Tbh I think anyone who gets put off donating by the face the deal with is being ridiculous! Yes, be pissed off but remember you aren't donating to the person in front of you, you are donating to a person that needs your help.

If I were donating to Shelter and changed my mind due to a rude charity worker, a homeless person is the one that suffers from me being offended, not the rude person. Rudeness is annoying and yes I'd be upset but this isn't about the person stood in front of me.

CorusKate Wed 12-Feb-14 20:04:31

Message withdrawn at poster's request.

DejaVuAllOverAgain Wed 12-Feb-14 20:54:12

like which one is nearest the bus stop

Yep grin I did exactly that once with two bin bags full of clothes once.

OP YANBU As has been said these people are representing their charity. As there are so many charities to choose from you'd think they'd want to leave you feeling good so you'll want to donate to them again, not go elsewhere.

HeartShapedBox Wed 12-Feb-14 22:09:48

yanbu, op.

I don't donate to a particular charity shop due to rude, unpleasant staff. shame, as one man is really nice and welcoming, ( and I wait until he's on the till to pop in for a few paperbacks) but every other staff member I've had dealings with have been awful.
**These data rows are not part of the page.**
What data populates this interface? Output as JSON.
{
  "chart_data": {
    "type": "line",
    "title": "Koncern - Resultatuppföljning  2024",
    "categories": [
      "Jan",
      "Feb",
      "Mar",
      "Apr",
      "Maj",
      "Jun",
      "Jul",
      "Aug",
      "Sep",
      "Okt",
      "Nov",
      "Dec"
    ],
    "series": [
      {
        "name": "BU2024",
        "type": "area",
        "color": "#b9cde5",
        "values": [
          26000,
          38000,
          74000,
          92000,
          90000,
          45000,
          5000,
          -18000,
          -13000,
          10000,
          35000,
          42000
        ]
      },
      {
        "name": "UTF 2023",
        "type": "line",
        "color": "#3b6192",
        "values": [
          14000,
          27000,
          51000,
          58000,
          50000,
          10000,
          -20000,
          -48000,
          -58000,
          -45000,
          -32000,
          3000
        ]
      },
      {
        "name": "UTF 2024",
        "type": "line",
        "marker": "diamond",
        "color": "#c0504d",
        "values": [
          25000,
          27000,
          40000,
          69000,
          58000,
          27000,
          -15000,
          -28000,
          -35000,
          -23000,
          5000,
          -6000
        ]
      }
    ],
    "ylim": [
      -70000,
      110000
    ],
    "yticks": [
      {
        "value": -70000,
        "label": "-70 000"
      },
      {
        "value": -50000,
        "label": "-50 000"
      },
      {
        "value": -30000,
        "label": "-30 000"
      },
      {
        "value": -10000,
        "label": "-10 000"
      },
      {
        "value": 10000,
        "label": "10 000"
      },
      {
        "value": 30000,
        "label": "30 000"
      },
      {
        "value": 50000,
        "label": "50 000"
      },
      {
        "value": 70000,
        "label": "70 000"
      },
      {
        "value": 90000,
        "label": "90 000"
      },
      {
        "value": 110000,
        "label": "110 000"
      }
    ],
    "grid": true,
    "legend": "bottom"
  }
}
LRDtheFeministDragon Wed 12-Feb-14 22:13:23

I know this is one of the posts that some people on here will groan at, but - some people who volunteer for charities are doing that because they have disabilities that prevent them from doing other work. I used to volunteer for Oxfam with a woman who had quite severe SEN. She was actually very smiley and friendly, but she wouldn't necessarily have thanked you for making a donation or said exactly the right thing. So do bear in mind that it's not quite like going to a shop where 'front of house' staff are employed for their ability to be socially nice to you.